My initial thought was it to use the spectral theorem for the compact self-adjoint operators. After rewriting the problem above in strong formulation as \begin{equation} L^\ast L u = \lambda (\alpha u + u''), \; u \in \tilde{H}_B(0,1), \end{equation} where \begin{equation} \tilde{H}_B(0,1) = \begin{cases} \{u \in H^4(0,1): u(0) = u(1) = 0\},&\text{if}\quad B = 0,\\ \\ \{u \in H^4(0,1): u'(0) = u'(1) = 0\},& \text{if}\quad B = 1, \end{cases} \end{equation} I wanted to show that the operator $(L^\ast L + \sigma I)^{-1}$ is compact and self-adjoint. If this is the case, then from the spectral theorem one can conclude that there exists the orthonormal basis $\varphi_k$ of $L^2(0,1)$ of the eigenfunctions of $(L^\ast L + \sigma I)^{-1}$ and the corresponding sequence of eigenvalues $\mu_k$ is real and converges to $0$.

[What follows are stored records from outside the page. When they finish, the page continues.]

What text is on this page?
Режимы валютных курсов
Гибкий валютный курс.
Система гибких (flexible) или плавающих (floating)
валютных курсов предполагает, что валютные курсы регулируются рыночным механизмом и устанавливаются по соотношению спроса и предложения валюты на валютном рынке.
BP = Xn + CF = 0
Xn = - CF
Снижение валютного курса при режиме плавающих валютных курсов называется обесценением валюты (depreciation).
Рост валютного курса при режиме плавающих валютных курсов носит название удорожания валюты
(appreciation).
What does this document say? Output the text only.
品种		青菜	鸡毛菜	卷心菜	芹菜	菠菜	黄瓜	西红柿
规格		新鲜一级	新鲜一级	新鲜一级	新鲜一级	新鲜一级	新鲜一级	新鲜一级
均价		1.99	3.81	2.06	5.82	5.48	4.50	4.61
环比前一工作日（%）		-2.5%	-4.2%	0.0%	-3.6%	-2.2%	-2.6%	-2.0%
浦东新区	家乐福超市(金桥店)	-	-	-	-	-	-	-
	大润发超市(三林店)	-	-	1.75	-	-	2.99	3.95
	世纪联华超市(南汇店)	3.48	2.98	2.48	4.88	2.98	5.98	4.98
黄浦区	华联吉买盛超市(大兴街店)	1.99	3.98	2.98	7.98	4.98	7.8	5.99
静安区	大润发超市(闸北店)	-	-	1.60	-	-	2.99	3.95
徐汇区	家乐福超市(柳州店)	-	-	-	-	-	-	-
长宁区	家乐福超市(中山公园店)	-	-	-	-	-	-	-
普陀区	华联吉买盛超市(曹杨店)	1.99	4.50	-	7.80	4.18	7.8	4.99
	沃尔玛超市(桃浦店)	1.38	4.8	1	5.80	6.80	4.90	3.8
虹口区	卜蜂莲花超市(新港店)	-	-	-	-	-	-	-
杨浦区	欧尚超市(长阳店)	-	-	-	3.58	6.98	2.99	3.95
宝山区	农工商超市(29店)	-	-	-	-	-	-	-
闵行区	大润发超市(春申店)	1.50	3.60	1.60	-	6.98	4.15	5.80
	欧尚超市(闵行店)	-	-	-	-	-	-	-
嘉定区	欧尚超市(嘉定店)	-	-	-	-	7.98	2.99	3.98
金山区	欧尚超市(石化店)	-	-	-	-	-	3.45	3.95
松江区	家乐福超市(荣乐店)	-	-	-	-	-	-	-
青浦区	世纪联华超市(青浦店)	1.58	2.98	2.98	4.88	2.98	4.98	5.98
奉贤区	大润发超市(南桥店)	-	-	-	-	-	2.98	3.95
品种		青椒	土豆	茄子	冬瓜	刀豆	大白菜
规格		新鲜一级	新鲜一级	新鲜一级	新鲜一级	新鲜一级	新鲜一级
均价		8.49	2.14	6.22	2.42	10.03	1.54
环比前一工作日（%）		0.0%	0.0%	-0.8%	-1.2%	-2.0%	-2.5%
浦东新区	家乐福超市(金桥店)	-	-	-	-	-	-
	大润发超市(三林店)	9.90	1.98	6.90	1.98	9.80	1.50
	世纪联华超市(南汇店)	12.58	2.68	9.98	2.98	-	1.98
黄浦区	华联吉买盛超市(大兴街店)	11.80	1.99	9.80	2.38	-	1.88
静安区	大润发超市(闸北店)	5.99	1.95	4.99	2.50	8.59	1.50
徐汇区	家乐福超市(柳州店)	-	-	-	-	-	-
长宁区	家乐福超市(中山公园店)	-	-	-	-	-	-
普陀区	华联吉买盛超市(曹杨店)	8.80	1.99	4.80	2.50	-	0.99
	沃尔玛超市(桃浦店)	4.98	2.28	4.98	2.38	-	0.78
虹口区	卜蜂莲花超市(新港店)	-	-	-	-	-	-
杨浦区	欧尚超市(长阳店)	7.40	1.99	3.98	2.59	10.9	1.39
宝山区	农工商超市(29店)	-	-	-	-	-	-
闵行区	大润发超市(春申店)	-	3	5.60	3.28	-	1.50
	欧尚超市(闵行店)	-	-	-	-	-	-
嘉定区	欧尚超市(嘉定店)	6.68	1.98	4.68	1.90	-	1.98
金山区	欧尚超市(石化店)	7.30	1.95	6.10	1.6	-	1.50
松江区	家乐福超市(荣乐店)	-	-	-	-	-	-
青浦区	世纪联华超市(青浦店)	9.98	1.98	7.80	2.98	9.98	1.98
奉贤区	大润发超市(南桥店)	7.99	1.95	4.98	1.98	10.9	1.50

Honestly, I don't really know how to proceed with this problem further and would appreciate any help and useful hints. I think, that showing self-adjointness is not problematic, but how to show compactness? I feel like I should consider an operator of the form $E(L^\ast L + \sigma I)^{-1} : L^2(0,1)\to L^2(0,1)$ where $E$ is a suitable compact embedding? Am I on the right track here? Is considering the strong formulation of the above eigenvalue problem is a good idea in general?
Thank you very much for your help in advance!